We’ve had Dozens upon dozens of people writing in asking, well one anyway, but she wrote in big block letters so it seemed like more, where the blog was. What the hell were  we doing? Why haven’t we written, why haven’t we called. It seems that there are some of you out there that actually read the blog and notice when we’re not there. That is daunting and a little scary. Sometimes when I’m sitting up here in the Directors chair, high in the tower overlooking the Institute grounds, not aloof and distant but pampered a little, writing and sending it out into the ozone I forget that there may be actual people out there that read this stuff. Don’t you guys have to go to work? Anyway, Thank You for spending your valuable time with me.

Last Friday as I was working on future posts a small announcement made its way across my computer screen notifying us that The Crow Nation was having the largest gathering of teepees or lodges in the world. The announcement stated that there were to be somewhere between 1000 and 1500 hundred teepees ( that is not a typo) set up along the Little Bighorn river for an Indian Fair and Rodeo at Crow Agency, Montana. The Indians I spoke to thought there were over 1000 but not the 1500 lodges they anticipated being there. Still when was the last time you’ve seen 1000 teepees set up together in one place?

So using the same strategy we always use here at The Institute in planning our expeditions, where we spend an incredible amount of time in researching our destination, gathering the necessary information about logistics, conditions, possibilities, supplies, equipment, staff needed, risks, potentialities, and expected results, I grabbed a few skivvies and my camera gear and threw them in the Bokeh Maru. Twenty minutes after seeing the notice the 2014 Expedition to the Crow Nation was underway.

No extra staff, just me, the Bokeh Maru and the Crow Nation. Eight hours later I was up there, standing on a ridge above the camp staring at the thousand plus teepees stretching out along the Little Bighorn river. I must admit I had a momentary inkling of the feeling that the members of the 7th must have had June 25, 1876. That is a lot of Indians in one place. Fortunately you should not have any apprehension at all. You cannot understand what wonderful, gracious, friendly people the Crow tribe are until you go there and meet them. It was an incredibly interesting and rewarding weekend.
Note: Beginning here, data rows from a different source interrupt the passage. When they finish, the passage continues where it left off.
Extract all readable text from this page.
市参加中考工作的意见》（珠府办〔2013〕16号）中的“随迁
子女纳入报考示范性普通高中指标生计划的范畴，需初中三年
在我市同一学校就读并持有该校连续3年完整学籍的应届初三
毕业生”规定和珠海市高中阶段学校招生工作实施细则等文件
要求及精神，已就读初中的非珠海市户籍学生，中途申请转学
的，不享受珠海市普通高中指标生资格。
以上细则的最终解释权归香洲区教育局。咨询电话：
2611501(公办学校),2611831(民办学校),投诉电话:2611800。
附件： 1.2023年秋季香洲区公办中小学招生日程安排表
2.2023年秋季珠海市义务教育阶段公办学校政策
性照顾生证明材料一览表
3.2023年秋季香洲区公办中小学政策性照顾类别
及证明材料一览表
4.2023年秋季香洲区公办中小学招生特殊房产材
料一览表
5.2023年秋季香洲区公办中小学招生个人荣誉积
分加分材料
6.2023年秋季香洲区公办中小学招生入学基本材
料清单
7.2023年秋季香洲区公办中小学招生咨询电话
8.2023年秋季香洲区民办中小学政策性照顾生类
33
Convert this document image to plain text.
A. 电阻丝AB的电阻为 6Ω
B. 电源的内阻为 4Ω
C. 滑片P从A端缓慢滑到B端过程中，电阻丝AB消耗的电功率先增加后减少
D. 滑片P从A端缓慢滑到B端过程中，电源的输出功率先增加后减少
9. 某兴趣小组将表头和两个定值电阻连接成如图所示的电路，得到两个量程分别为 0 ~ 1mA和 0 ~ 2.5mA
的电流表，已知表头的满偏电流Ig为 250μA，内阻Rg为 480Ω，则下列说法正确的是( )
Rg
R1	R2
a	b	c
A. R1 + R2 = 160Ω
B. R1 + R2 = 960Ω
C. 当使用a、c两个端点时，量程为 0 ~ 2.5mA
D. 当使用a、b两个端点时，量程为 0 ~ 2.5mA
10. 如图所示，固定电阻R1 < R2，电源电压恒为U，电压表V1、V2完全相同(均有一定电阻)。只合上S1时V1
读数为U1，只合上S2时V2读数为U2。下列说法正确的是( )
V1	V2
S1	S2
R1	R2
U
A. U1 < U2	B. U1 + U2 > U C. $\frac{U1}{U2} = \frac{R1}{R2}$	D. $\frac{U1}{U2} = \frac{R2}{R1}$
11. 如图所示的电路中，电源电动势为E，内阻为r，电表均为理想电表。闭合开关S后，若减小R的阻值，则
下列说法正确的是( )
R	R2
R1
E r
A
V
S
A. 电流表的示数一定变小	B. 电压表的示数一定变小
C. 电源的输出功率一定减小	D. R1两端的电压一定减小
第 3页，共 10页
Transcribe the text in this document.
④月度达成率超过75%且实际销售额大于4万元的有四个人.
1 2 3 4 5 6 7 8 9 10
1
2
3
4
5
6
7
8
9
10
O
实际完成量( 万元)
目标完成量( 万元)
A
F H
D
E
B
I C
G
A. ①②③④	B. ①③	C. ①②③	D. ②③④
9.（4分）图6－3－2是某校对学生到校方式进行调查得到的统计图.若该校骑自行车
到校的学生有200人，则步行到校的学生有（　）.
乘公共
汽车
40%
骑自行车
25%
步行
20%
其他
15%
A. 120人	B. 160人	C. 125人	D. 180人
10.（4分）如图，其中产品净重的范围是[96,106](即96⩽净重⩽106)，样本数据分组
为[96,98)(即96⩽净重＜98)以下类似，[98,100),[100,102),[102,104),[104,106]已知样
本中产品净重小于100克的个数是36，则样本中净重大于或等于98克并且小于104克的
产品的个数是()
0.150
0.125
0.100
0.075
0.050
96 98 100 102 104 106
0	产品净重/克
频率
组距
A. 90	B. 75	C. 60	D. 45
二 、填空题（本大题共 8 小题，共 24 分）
I will relate more to you over the next few days and show some of the images from this amazing event.

It is becoming a pattern that up in that part of the country the services that we take for granted down here, and I’m talking internet access mostly, are not as well established as we have in the more crowded part of the country. Consequently finding access is more difficult and I’m always quick to say the hell with it and take in the experience instead, and posting later. Look as you may it’s hard to find an electrical outlet on a horse, and believe me I’ve tried. Then I realized that my new Crow friends were just having a little joke at my expense telling me they had their horses outfitted with AC receptacles, the better to stay connected. The Crow seem to love to laugh. Fortunately I was able to provide them with endless amusement.

So that’s where we’ve been and I intend on going back there next year and maybe setting up a remote site of The Institute, fully staffed, with satellite feed and regular coverage by our trained reporters, having our chef cook regular food, not that corn dogs and frybread aren’t good but they leave a little bit to be desired as a regular diet, and also dancing classes so we might participate more fully. It should be a blast. In fact I might even ask for volunteers to go along and assist us. Anyone thinking about this might look at the postings of The Maiden Voyage of the Bokeh Maru we published not long ago, to get a feel for what the trip might actually be like. Give it some thought anyway.